It’s been quite a while since I gave an update on our web-based XML legislative editor – LegisProweb. But that doesn’t mean that nothing has been going on. Quite the contrary, this has been a busy year for the editor project.
Let me first recap what the editor is. It’s an XML editor, written entirely around HTML5 technologies. It was first developed last year as the centerpiece to a Hackathon that Ari Hershowitz and I staged in San Francisco and around the world. While it is designed as a general purpose XML editor and can be configured to model any XML schema, it’s primarily configured to support Akoma Ntoso.
Since then, there has been a lot of continuing interest in the editor. If you attended the 2013 Legislative Data and Transparency Conference this past May in Washington DC, you may have noticed Jim Harper of the Cato Institute demonstrating their “Deepbills” project. The editor you saw is a heavily customized early version of LegisProweb, reconfigured to handle the XML format that the US Congress publishes legislation in.
And that’s not the only place where LegisProweb has been adopted. We’re in the finishing stages of a somewhat larger implementation we did for Chile. This is an Akoma Ntoso implementation – focused on debates and debate reports rather than on legislation. One interesting point worth noting – this implementation is done in Spanish. LegisProweb is quite easily localized.
The common thread between these two implementations in the use case – they’re both implementations focused on tagging metadata within pre-existing documents rather than on creating new documents from scratch. This was the focus of the Hackathon we staged back in 2012 – little did we know how much of a market would exist for an editor focused on annotation rather than document creation. And there’s more to still come – we’ve been quite surprised in the level of interest in this particular use-case.

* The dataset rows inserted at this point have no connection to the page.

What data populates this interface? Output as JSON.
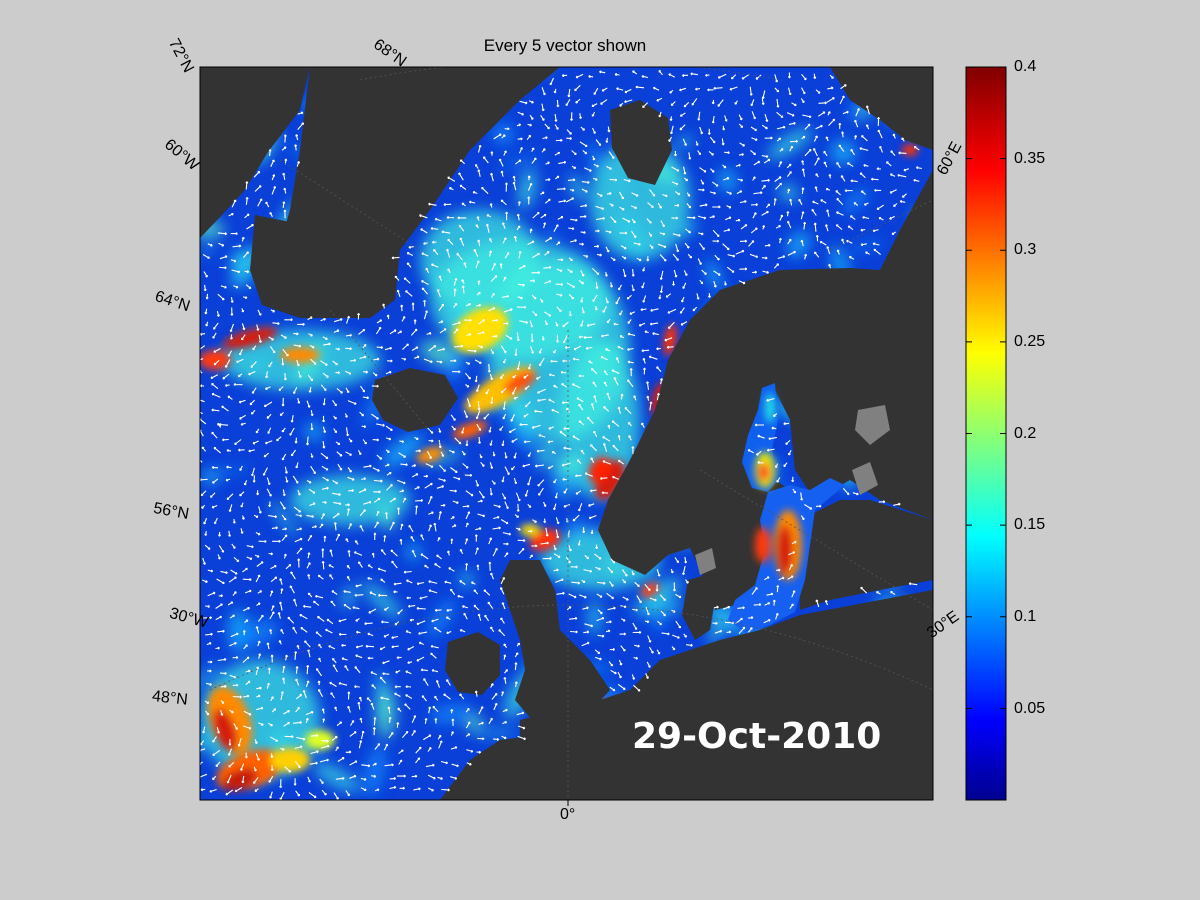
{
  "title": "Every 5 vector shown",
  "date": "29-Oct-2010",
  "colorbar": {
    "colormap": "jet",
    "min": 0,
    "max": 0.4,
    "tick_labels": [
      "0.4",
      "0.35",
      "0.3",
      "0.25",
      "0.2",
      "0.15",
      "0.1",
      "0.05"
    ]
  },
  "grid_labels": {
    "lat_72": "72°N",
    "lat_68": "68°N",
    "lat_64": "64°N",
    "lat_56": "56°N",
    "lat_48": "48°N",
    "lon_60w": "60°W",
    "lon_30w": "30°W",
    "lon_0": "0°",
    "lon_30e": "30°E",
    "lon_60e": "60°E"
  },
  "colors": {
    "figure_bg": "#cccccc",
    "land": "#333333",
    "lake": "#808080",
    "vectors": "#ffffff"
  }
}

Of course, we’re not satisfied with an editor that can only annotate existing documents. We’ve been hard at work turning the editor into a full-featured legislative editor that works equally well at creating new documents as it does at annotating existing documents. In addition, we’ve made the editor very customizalble as well as adding capabilities to manage the comments and discussions that might revolve around a document as it is being created and annotated.
Most recently, the editor has been upgraded to the latest version of Akoma Ntoso coming out of the OASIS legal document ML technical committee where I am an active member. Along with that effort, the validator has been separated to run as a standalone Akoma Ntoso validator. I talked about that in my blog last week. I’m busy using the validator as I work frantically to complete an Akoma Ntoso project I am working on this week. I’ll talk some more about this project next week.
So where do we go from here? Well, the first big effort is to modularize the technologies found within the editor. We now have a diverse set of customers right now and they can all benefit from the various bits and pieces that make up LegisProweb. By modularizing the pieces, we’ll be able to pick and choose which parts we use when and how. Separating out the validator was the first step. We’ll also be pulling out the reference resolver, attaching it to a native XML database, and partitioning out the client-side to allow the editing component to be used without the full editing environment offered by LegisProweb.
One challenge that remains is handling redlining – managing insertions and deletions. This is a very difficult subject – and one I tackled in the work I did implementing the XML editor used by the California legislature. I took a very different approach in trying to solve the problem with LegisProweb, but I’m not happy with the result. So, I’ll be returning to the proven approach we used way back when we built the original LegisPro editor on XMetaL.
As you can tell, we’ve got our work for the next year cut out for us.